FSB Warns Private Credit's Hidden Risks Could Threaten Financial Stability
- 12 hours ago
- 3 min read
What's New
The Financial Stability Board's Report on Vulnerabilities in Private Credit, delivers the most comprehensive global regulatory assessment of the $1.5 to $2 trillion private credit market to date, flagging rising defaults, opaque valuations, deepening bank interconnections, and growing retail investor exposure as potential systemic fault lines that remain untested by a prolonged downturn.
Why It Matters
Private credit has quietly become comparable in size to both the institutional leveraged loan market (~$1.5 to $1.7 trillion) and the high yield bond market (~$2 trillion), yet operates with far less transparency, fewer standardized metrics, and fragmented regulatory oversight across jurisdictions. The FSB's intervention signals that global regulators are moving from observation to action, with four formal workstreams now planned to address data gaps, cross-border supervision, and nonbank interconnectedness.
Big Picture Drivers
Regulatory arbitrage: Post-crisis bank capital rules pushed lending activity toward less regulated private credit channels, accelerating the asset class's growth at a 13 to 17% annual clip across major markets
Yield hunger: Institutional investors (insurers, pension funds, endowments) poured capital into private credit seeking illiquidity premia and diversification, with PE-linked insurers now controlling nearly $900 billion in insurance liabilities
Structural evolution: Semi-liquid fund structures (perpetual BDCs, evergreen funds with quarterly redemptions) are replacing traditional closed-end vehicles, introducing liquidity mismatch risks that surfaced in early 2026 redemption waves
AI infrastructure financing: Private credit's share of AI-related deals reached 34% in 2025 (up from a 17% five-year average), with an estimated $800 billion needed from private credit to fund projected $2.9 trillion in AI infrastructure capex through 2028
Consolidation: The top five asset managers in the UK now control over 50% of gross assets in UK-managed private credit funds, and globally, five large groups account for roughly one third of aggregate industry loan commitments
By The Numbers
$1.5 to $2 trillion: Estimated global private credit market size as of end-2024
5 to 6x: Typical debt-to-EBITDA leverage for private credit borrowers (potentially ~7x when EBITDA adjustments are stripped out)

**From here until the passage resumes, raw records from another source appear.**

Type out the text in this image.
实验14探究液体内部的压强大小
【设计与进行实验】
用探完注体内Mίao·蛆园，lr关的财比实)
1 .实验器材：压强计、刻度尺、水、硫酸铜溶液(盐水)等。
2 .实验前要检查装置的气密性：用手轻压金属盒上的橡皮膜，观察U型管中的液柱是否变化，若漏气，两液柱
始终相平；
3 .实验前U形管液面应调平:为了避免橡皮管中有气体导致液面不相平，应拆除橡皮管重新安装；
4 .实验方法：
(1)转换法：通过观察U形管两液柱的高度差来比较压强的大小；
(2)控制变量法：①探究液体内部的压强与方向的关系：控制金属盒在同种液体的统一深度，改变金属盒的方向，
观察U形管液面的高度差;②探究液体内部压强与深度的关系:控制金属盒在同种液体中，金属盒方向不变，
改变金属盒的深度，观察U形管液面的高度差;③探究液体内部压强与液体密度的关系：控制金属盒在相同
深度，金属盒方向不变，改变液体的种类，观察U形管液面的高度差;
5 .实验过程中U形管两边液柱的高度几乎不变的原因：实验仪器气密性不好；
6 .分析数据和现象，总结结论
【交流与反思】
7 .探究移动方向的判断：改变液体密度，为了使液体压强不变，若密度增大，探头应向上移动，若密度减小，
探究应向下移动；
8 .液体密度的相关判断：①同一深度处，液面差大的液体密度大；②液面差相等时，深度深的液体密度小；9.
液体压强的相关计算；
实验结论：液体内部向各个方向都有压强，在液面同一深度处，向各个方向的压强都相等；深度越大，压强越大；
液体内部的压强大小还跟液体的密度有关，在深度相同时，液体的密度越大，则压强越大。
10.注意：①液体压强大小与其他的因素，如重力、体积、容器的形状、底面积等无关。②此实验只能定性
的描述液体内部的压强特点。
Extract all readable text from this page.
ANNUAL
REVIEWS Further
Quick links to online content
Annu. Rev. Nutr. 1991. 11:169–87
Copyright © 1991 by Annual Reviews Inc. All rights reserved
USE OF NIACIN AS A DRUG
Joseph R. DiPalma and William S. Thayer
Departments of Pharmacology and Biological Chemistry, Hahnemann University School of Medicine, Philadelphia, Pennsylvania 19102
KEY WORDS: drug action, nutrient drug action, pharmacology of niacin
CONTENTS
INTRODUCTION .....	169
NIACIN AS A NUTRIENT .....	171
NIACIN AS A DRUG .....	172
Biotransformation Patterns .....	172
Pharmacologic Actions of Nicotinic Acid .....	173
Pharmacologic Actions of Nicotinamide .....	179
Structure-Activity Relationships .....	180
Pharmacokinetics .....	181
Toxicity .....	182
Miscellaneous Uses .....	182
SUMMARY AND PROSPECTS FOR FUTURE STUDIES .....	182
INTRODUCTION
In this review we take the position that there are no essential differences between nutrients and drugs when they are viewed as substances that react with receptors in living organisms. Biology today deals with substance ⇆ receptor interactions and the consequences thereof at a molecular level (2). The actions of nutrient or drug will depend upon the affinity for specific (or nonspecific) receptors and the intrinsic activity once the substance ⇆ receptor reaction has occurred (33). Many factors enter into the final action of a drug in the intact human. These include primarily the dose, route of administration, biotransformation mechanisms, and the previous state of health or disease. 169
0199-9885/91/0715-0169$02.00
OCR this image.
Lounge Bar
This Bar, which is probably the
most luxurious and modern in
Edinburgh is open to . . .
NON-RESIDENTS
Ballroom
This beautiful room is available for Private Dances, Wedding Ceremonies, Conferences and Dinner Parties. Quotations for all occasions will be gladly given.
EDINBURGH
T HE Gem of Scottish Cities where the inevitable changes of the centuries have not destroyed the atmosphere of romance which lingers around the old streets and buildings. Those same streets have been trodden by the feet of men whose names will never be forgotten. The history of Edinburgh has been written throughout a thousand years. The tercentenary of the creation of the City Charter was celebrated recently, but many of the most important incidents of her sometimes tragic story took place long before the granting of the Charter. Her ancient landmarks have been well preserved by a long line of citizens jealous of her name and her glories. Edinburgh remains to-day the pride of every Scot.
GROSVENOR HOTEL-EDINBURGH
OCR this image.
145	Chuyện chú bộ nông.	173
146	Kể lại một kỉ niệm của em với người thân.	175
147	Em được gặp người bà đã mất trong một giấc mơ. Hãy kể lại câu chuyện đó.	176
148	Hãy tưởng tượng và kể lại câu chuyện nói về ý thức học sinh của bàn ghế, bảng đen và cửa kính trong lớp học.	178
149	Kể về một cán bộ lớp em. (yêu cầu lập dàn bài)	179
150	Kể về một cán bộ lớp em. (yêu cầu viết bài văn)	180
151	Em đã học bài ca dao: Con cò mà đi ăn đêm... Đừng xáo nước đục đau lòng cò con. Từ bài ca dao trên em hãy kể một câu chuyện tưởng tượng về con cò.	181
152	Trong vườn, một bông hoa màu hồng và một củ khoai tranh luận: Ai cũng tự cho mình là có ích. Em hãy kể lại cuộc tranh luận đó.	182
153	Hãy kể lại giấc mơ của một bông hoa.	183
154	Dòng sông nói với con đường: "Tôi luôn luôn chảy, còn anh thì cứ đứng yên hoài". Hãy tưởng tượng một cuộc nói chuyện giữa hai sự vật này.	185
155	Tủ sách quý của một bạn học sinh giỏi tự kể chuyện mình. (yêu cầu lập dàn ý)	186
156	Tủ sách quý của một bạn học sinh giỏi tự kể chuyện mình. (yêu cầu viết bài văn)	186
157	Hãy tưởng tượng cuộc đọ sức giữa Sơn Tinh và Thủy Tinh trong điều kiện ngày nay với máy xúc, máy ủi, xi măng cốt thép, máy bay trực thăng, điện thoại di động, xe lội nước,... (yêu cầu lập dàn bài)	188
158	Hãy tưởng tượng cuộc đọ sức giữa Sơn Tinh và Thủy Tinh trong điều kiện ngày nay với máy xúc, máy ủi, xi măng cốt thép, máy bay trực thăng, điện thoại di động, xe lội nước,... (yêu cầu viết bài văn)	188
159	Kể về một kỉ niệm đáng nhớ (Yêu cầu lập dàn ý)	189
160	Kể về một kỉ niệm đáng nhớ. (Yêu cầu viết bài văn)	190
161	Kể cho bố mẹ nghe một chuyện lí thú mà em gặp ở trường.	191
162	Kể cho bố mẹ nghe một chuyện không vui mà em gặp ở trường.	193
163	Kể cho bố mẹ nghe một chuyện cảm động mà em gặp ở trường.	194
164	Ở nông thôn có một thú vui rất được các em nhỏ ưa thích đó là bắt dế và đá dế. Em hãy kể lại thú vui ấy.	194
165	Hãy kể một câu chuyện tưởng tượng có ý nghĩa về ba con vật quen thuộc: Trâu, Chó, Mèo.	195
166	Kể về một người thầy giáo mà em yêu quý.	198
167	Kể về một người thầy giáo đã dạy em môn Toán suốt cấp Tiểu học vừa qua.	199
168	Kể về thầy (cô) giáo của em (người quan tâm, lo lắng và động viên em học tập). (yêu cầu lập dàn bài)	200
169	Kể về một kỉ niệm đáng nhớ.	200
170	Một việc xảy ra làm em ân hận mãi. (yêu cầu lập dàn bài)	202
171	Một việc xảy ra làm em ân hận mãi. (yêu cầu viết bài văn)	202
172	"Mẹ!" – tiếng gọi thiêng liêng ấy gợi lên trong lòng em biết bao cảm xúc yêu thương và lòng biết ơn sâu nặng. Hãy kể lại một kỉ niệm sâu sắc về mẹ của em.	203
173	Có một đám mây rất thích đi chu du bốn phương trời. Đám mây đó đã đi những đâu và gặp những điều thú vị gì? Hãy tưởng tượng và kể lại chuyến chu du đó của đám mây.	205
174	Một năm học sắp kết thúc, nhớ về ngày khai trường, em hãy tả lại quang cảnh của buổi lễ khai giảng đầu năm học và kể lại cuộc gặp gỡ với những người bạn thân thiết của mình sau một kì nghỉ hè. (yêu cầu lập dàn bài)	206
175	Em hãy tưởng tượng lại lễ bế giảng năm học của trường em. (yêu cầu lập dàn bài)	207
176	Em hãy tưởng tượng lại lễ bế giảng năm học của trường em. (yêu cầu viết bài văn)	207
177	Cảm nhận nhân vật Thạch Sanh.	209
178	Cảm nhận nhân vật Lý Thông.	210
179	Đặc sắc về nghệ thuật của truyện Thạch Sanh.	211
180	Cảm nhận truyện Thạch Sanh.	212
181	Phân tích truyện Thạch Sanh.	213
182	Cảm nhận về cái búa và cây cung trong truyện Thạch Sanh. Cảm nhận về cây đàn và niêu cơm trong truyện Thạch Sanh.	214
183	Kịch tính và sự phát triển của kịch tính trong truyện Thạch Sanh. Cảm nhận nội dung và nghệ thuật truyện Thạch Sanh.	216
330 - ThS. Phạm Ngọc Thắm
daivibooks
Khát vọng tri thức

~5%: Default rate when selective defaults and distressed exchanges are included (vs. ~1% for outright defaults alone)
$220 billion+: Drawn and undrawn bank credit lines to private credit funds identified by FSB members, though commercial data suggests the true figure could exceed $500 billion
12%: Share of private credit loans utilizing PIK (payment-in-kind) arrangements, a signal of borrower stress
Key Trends to Watch
Redemption pressure is real: Several large semi-liquid private credit funds received redemption requests exceeding their 5% quarterly caps in early 2026, forcing managers to invoke structural limits and raising questions about whether retail investors fully understand illiquidity risk.
Private ratings are proliferating with limited oversight: Smaller, lesser-known credit rating agencies are increasingly providing private ratings used by insurers for regulatory capital purposes, accompanied by reports of ratings inflation that could obscure true credit quality.
Bank interconnections run deeper than headline numbers suggest: Beyond direct lending, banks provide revolving credit to companies simultaneously borrowing from private credit funds, invest in private credit CLO tranches, and engage in synthetic risk transfers. Roughly half of private credit borrowers also maintain financing relationships with banks.
Data gaps are a systemic blind spot: Most FSB member authorities cannot separately identify private credit funds in their regulatory reporting frameworks, lack granular loan-level data, and face legal impediments to sharing what limited information they do collect.
The Wrap
The FSB report is a clear signal that global regulators view private credit's rapid growth, deepening interconnections with banks and insurers, opaque valuations, and expanding retail access as a credible financial stability concern. The market's relatively benign loss experience to date reflects a period that has not included a prolonged economic downturn at current scale. For institutional participants, the practical takeaway is to expect tighter supervisory scrutiny, new data reporting requirements, and increased pressure on valuation governance and transparency in the near term.